During the mid to late '70s he played primarily as a first baseman and outfielder for the renowned Clermont County powerhouse, the River Rats. The team broke up after the 1978 season because it had so much talent that dissension began to erupt in the ranks because not everyone could star, so a friendly agreement was made to disband the team instead of everyone losing friendships.
The last two seasons of this outstanding team, Peters helped head coach Chuck Kilgore's team to a 94-26 record (1977) and 124-16 (1978) including concluding with a 56-game winning streak.
Peters was a muscular 5-feet, 11-inches, 190-pounds, during the prime time of his outstanding career.
He gave up being a star with a rock-and-roll band to play softball.
"I think I had good speed and a good throwing arm and I was a good hitter," said Peters. "I think my weakness was defense. When I played right field I was always challenged by the right-hand hitters."
This writer remembers the incredible speed of Peters. Like Goldie, I many times witnessed Bill hit ground balls just to the third base side of the pitcher and beat the throws to first base.
He recalled two highlights of his career with the River Rats.
The 1978 state-qualifier tournament took place in Portsmouth. "In the first inning of the first game we had eight home runs and the other teams were very upset and suspicious thinking we were a major league team. I think other home runs we hit in that inning were by Chuck (Kilgore), the Gregs (Kilgore and Higgins), Terry (Wooten), Indian (Bill Renfro), Tommy Wilson, Bill McDonald, and Wayne Halcomb or Carl Goldbach.
The shocking ease of a 76-0 three-inning victory in a league game at the old Avoca Park, near Terrace Park, was the other highlight.
Today, Peters is in the mechanical maintenance department for General Electric Abbott Aviator. He has four children - Ryan (36), Jennifer (31), Josh (27), and Adrian (14). In addition to his children, he has six grandchildren.
Neither of these superstars is very fond of today's softball scene.
"I had the opportunity to see the transition when ASA (American Softball Association) put in the unlimited (pitcher's) arch to neutralize the offense. I didn't like it. I'm a creature of habit and I had to change my batting style and approach to hitting," said Rich. "I didn't like it either when they brought in the limited flight ball (these rules have since been changed).
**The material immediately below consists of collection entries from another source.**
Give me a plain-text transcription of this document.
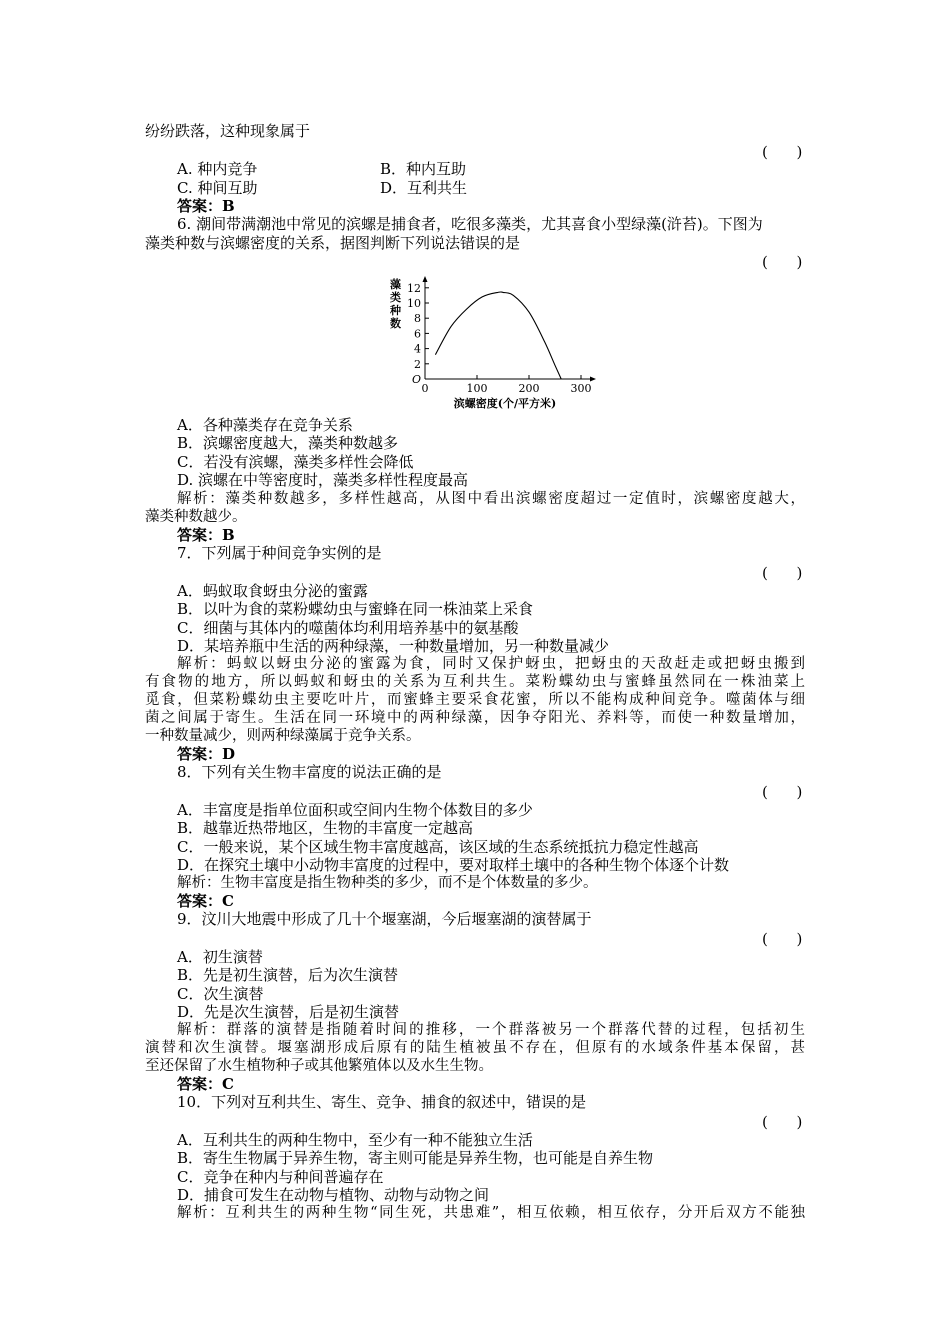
纷纷跌落，这种现象属于
(      )
A. 种内竞争	B．种内互助
C. 种间互助	D．互利共生
答案：B
6. 潮间带满潮池中常见的滨螺是捕食者，吃很多藻类，尤其喜食小型绿藻(浒苔)。下图为
藻类种数与滨螺密度的关系，据图判断下列说法错误的是
(      )
藻
类
种
数
2
4
6
8
10
12
0	100	200	300
O
滨螺密度(个/平方米)
A．各种藻类存在竞争关系
B．滨螺密度越大，藻类种数越多
C．若没有滨螺，藻类多样性会降低
D. 滨螺在中等密度时，藻类多样性程度最高
解析：藻类种数越多，多样性越高，从图中看出滨螺密度超过一定值时，滨螺密度越大，
藻类种数越少。
答案：B
7．下列属于种间竞争实例的是
(      )
A．蚂蚁取食蚜虫分泌的蜜露
B．以叶为食的菜粉蝶幼虫与蜜蜂在同一株油菜上采食
C．细菌与其体内的噬菌体均利用培养基中的氨基酸
D．某培养瓶中生活的两种绿藻，一种数量增加，另一种数量减少
解析：蚂蚁以蚜虫分泌的蜜露为食，同时又保护蚜虫，把蚜虫的天敌赶走或把蚜虫搬到
有食物的地方，所以蚂蚁和蚜虫的关系为互利共生。菜粉蝶幼虫与蜜蜂虽然同在一株油菜上
觅食，但菜粉蝶幼虫主要吃叶片，而蜜蜂主要采食花蜜，所以不能构成种间竞争。噬菌体与细
菌之间属于寄生。生活在同一环境中的两种绿藻，因争夺阳光、养料等，而使一种数量增加，
一种数量减少，则两种绿藻属于竞争关系。
答案：D
8．下列有关生物丰富度的说法正确的是
(      )
A．丰富度是指单位面积或空间内生物个体数目的多少
B．越靠近热带地区，生物的丰富度一定越高
C．一般来说，某个区域生物丰富度越高，该区域的生态系统抵抗力稳定性越高
D．在探究土壤中小动物丰富度的过程中，要对取样土壤中的各种生物个体逐个计数
解析：生物丰富度是指生物种类的多少，而不是个体数量的多少。
答案：C
9．汶川大地震中形成了几十个堰塞湖，今后堰塞湖的演替属于
(      )
A．初生演替
B．先是初生演替，后为次生演替
C．次生演替
D．先是次生演替，后是初生演替
解析：群落的演替是指随着时间的推移，一个群落被另一个群落代替的过程，包括初生
演替和次生演替。堰塞湖形成后原有的陆生植被虽不存在，但原有的水域条件基本保留，甚
至还保留了水生植物种子或其他繁殖体以及水生生物。
答案：C
10．下列对互利共生、寄生、竞争、捕食的叙述中，错误的是
(      )
A．互利共生的两种生物中，至少有一种不能独立生活
B．寄生生物属于异养生物，寄主则可能是异养生物，也可能是自养生物
C．竞争在种内与种间普遍存在
D．捕食可发生在动物与植物、动物与动物之间
解析：互利共生的两种生物“同生死，共患难”，相互依赖，相互依存，分开后双方不能独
"There is more focus today on hurrying the game time instead of hitting it out to the end. I don't like the limited number of fouls you're allowed to hit either. I'm totally against paying and getting tokens at the ball park.
"Today it's an assembly line of softball to see how many games can be played in a certain amount of time just to bring in more money."
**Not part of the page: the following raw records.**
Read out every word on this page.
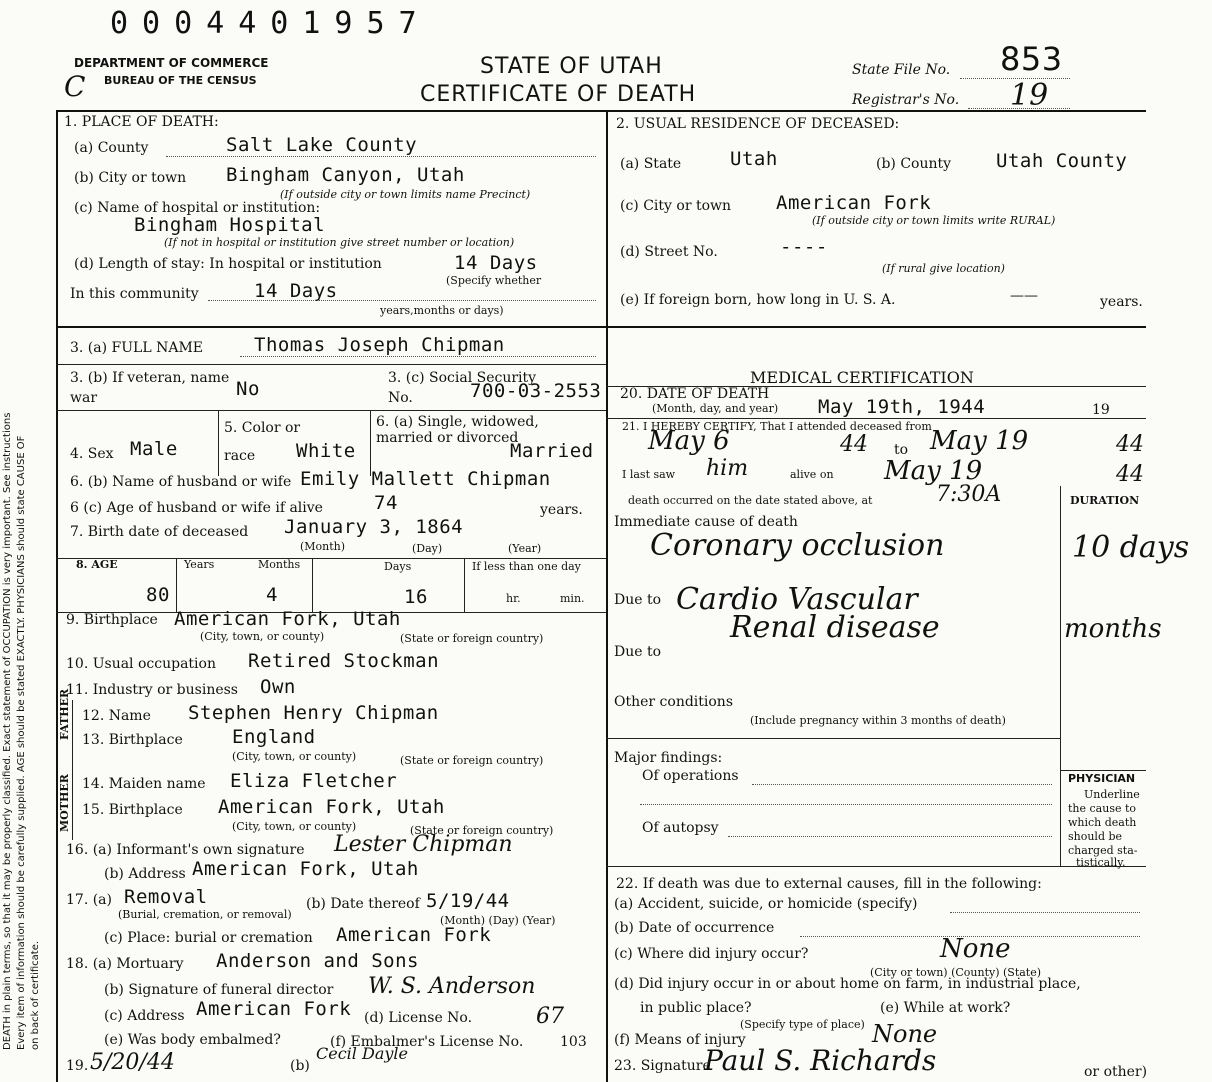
DEATH in plain terms, so that it may be properly classified. Exact statement of OCCUPATION is very important. See instructions Every item of information should be carefully supplied. AGE should be stated EXACTLY. PHYSICIANS should state CAUSE OF on back of certificate.
0004401957
DEPARTMENT OF COMMERCE
BUREAU OF THE CENSUS
C
STATE OF UTAH
CERTIFICATE OF DEATH
State File No. 853
Registrar's No. 19
1. PLACE OF DEATH:
(a) County	Salt Lake County
(b) City or town Bingham Canyon, Utah
(If outside city or town limits name Precinct)
(c) Name of hospital or institution:
Bingham Hospital
(If not in hospital or institution give street number or location)
(d) Length of stay: In hospital or institution	14 Days
(Specify whether
In this community	14 Days
years,months or days)
2. USUAL RESIDENCE OF DECEASED:
(a) State	Utah	(b) County Utah County
(c) City or town American Fork
(If outside city or town limits write RURAL)
(d) Street No.	----
(If rural give location)
(e) If foreign born, how long in U. S. A.	——	years.
3. (a) FULL NAME	Thomas Joseph Chipman
3. (b) If veteran, name war	No	3. (c) Social Security No.	700-03-2553
4. Sex Male
5. Color or race	White
6. (a) Single, widowed, married or divorced
Married
6. (b) Name of husband or wife Emily Mallett Chipman
6 (c) Age of husband or wife if alive	74	years.
7. Birth date of deceased January 3, 1864
(Month)	(Day)	(Year)
8. AGE	Years	Months	Days	If less than one day
80	4	16	hr.	min.
9. Birthplace American Fork, Utah
(City, town, or county)	(State or foreign country)
10. Usual occupation Retired Stockman
11. Industry or business Own
FATHER
MOTHER
12. Name Stephen Henry Chipman
13. Birthplace	England
(City, town, or county)	(State or foreign country)
14. Maiden name Eliza Fletcher
15. Birthplace American Fork, Utah
(City, town, or county)	(State or foreign country)
16. (a) Informant's own signature Lester Chipman
(b) Address American Fork, Utah
17. (a) Removal
(Burial, cremation, or removal)
(b) Date thereof 5/19/44
(Month) (Day) (Year)
(c) Place: burial or cremation American Fork
18. (a) Mortuary Anderson and Sons
(b) Signature of funeral director W. S. Anderson
(c) Address American Fork (d) License No.	67
(e) Was body embalmed?	(f) Embalmer's License No.	103
19. 5/20/44	(b)
Cecil Dayle
MEDICAL CERTIFICATION
20. DATE OF DEATH
(Month, day, and year) May 19th, 1944	19
21. I HEREBY CERTIFY, That I attended deceased from
May 6	44 to May 19	44
I last saw him	alive on May 19	44
death occurred on the date stated above, at	7:30A	DURATION
Immediate cause of death
Coronary occlusion	10 days
Due to Cardio Vascular
Renal disease	months
Due to
Other conditions
(Include pregnancy within 3 months of death)
Major findings:
Of operations
Of autopsy
PHYSICIAN
Underline
the cause to
which death
should be
charged sta-
tistically.
22. If death was due to external causes, fill in the following:
(a) Accident, suicide, or homicide (specify)
(b) Date of occurrence
(c) Where did injury occur?	None
(City or town) (County) (State)
(d) Did injury occur in or about home on farm, in industrial place,
in public place?	(e) While at work?
(Specify type of place)
(f) Means of injury	None
23. Signature
Paul S. Richards	or other)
"I agree with Goldie," said Peters. "I don't like trying to rush the game to see how much money can be made. It's now more of a business than a fun game. They have taken so much out of the game including now having so many cluttered fields in a small area."
They both agreed, too, on disliking the limited number of home runs per individual and team and an opening count of one ball and one strike that is allowed in some leagues.
Despite all of this, this stellar duo still loves the game in which they were at or near the forefront for so many years.
"I want people to remember that I came to every game bringing my full-fledged A game," said Rich.
"I met so many nice people and I loved the travel and interaction with great teammates," said Peters. "I hope I'm remembered as a Pete Rose-type of player. I always studied the competition and their skills and weaknesses to be prepared for every game."
This duo of superior softball talent will always be remembered not only for their skills and talent, but also for their sportsmanship and cordiality.